Bringing the community together to plan, advocate, and provide programs from birth to career.
Over the last ten years, United Way of Santa Fe County (UWSFC) is committed to “creating lasting change in chronic community conditions” as its mission. This mission is realized through the Santa Fe Children’s Project (SFCP).
The SFCP is an innovative community development initiative that seeks to strengthen families, and the whole community, through a sequential pipeline of early intervention, education, and development opportunities. A fundamental component of the SFCP is public/private partnerships and alliances with other organizations in the community. Santa Fe Public Schools, Christus St. Vincent Regional Medical Center, the Los Alamos National Laboratory Foundation, and youth-serving providers are examples. Sustainable financing strategies are also a priority. The individual program components currently in place are briefly described in what follows.
Home Visiting Birth to Three
We utilize the First Born® Program (FBP) for children 0–3. The foundation of the FBP is the belief that a resilient family, beginning with a healthy, low-risk pregnancy, is the most effective and efficient unit for building a healthy and competent society. Weekly home visitation services may begin any time during pregnancy, or right after the birth of a family’s first child, and continue until the child is three years of age. Book Clubs provide support for early literacy and a social support network for families. The county-wide implementation of the First Born® Program in Santa Fe is a joint undertaking of United Way of Santa Fe County and Christus St. Vincent Regional Medical Center.
The Pre-K program is the primary vehicle through which we accomplish our goal of kindergarten readiness. During the past several years we have operated seven Pre-K classes located at three predominantly low-income public elementary schools. Our high-quality Pre-K offers an age-appropriate research-based curriculum and intensive family support. Beginning with the 2010-2011 school year we began operation of an early childhood center located on the campus of Santa Fe Public Schools new K-8 Aspen Community Magnet School.

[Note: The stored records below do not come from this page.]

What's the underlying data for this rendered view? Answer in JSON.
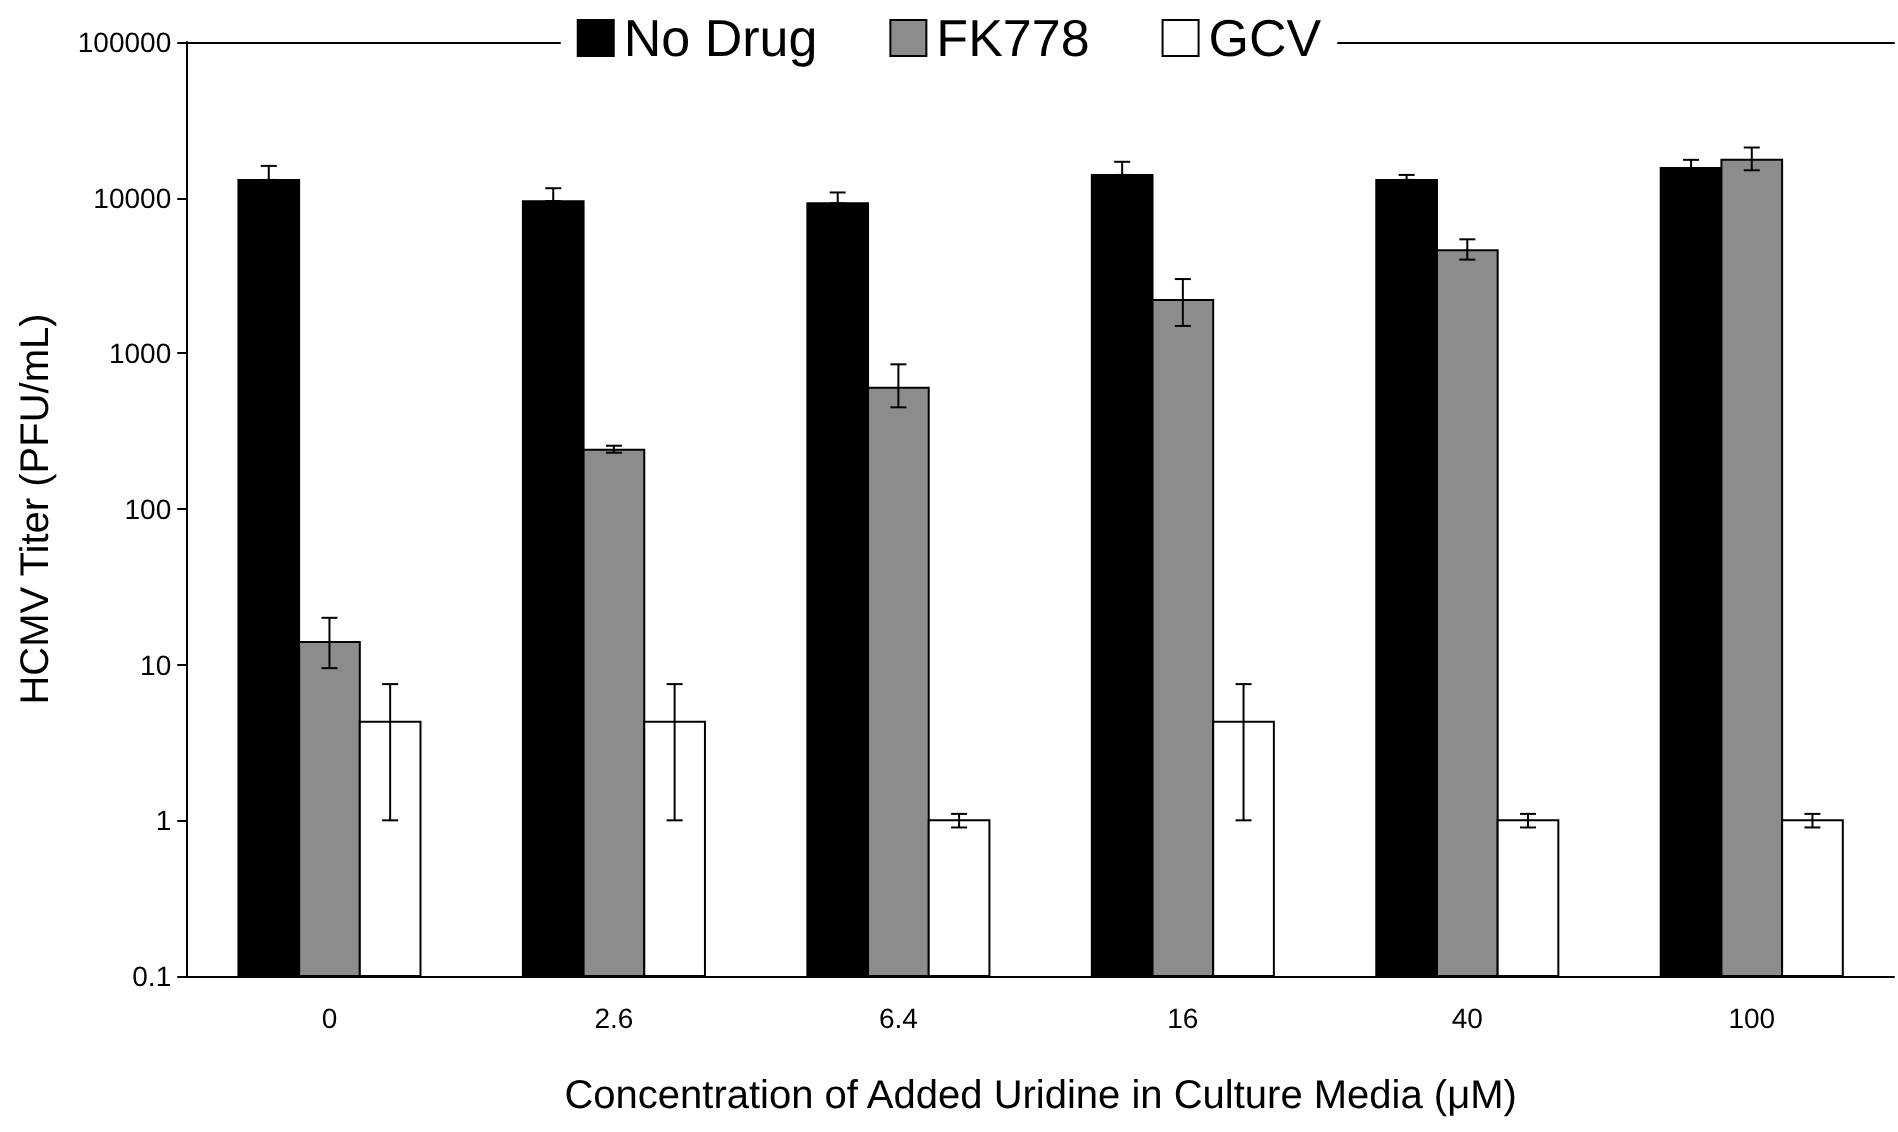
{
  "chart_data": {
    "type": "bar",
    "ylabel": "HCMV Titer (PFU/mL)",
    "xlabel": "Concentration of Added Uridine in Culture Media (μM)",
    "categories": [
      "0",
      "2.6",
      "6.4",
      "16",
      "40",
      "100"
    ],
    "series": [
      {
        "name": "No Drug",
        "color": "#000000",
        "values": [
          13000,
          9500,
          9200,
          14000,
          13000,
          15500
        ],
        "errors": [
          [
            13000,
            16000
          ],
          [
            9500,
            11500
          ],
          [
            9200,
            10800
          ],
          [
            14000,
            17000
          ],
          [
            13000,
            14000
          ],
          [
            15500,
            17500
          ]
        ]
      },
      {
        "name": "FK778",
        "color": "#8c8c8c",
        "values": [
          14,
          240,
          600,
          2200,
          4600,
          17500
        ],
        "errors": [
          [
            9.5,
            20
          ],
          [
            230,
            255
          ],
          [
            450,
            850
          ],
          [
            1500,
            3000
          ],
          [
            4000,
            5400
          ],
          [
            15000,
            21000
          ]
        ]
      },
      {
        "name": "GCV",
        "color": "#ffffff",
        "values": [
          4.3,
          4.3,
          1,
          4.3,
          1,
          1
        ],
        "errors": [
          [
            1,
            7.5
          ],
          [
            1,
            7.5
          ],
          [
            0.9,
            1.1
          ],
          [
            1,
            7.5
          ],
          [
            0.9,
            1.1
          ],
          [
            0.9,
            1.1
          ]
        ]
      }
    ],
    "log": "y",
    "ylim": [
      0.1,
      100000
    ],
    "yticks": [
      0.1,
      1,
      10,
      100,
      1000,
      10000,
      100000
    ],
    "grid": false,
    "legend": "top"
  }
}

Community Schools and Out-of-School-Time Programming
The primary intervention for elementary school children ages 5-12 years is a robust Community School model which includes support and enrichment during the hours that the school is not typically operating. The Community School model was pioneered and developed at Kaune Elementary. We are working with a number of community organizations to develop a dynamic afterschool program that supports and complements the formal in-school-day curriculum. In addition, we are utilizing the Harwood Institute’s approach to community engagement to understand the aspirations of parents and community members, to enlist the participation of parents and community members and to cultivate parents and community members to assume leadership roles and to become active advocates for their children’s education and future success.
Beginning in the 2010-2011 school year Kaune Elementary merged with two other elementary schools to form the Aspen Community Magnet School. SFCP/UWSFC continues with the development of the Community School model at the new school, giving us the opportunity to serve three times more students, families, and community members and to deepen our partnership with the Santa Fe Public Schools.
Mobilization for Education
This is our most recent program component. This new work allows us to involve the broader community in determining what it will take to create quality education for all children – and, by transforming the public schools to increase student achievement, will protect the value of our substantial investment in early childhood development and early education. Over the next couple of years, UWSFC will devote substantial resources to engage the broader community in: understanding community aspirations for education; recognizing the critical need for improving our schools; committing ourselves to addressing community conditions and taking responsibility for this improvement; and in creating, and eventually implementing, an effective reform strategy.
Early Childhood Policy and Advocacy
UWSFC has spearheaded a path-breaking initiative – the New Mexico Early Childhood Economic Partnership – that is bringing business and community leaders to the table in an unprecedented groundswell of support for increased sustainable public funding for early childhood development. This work involves identifying viable sources and strategies for increased public funding and then creating and supporting the necessary legislation and public policy to secure these funds in perpetuity.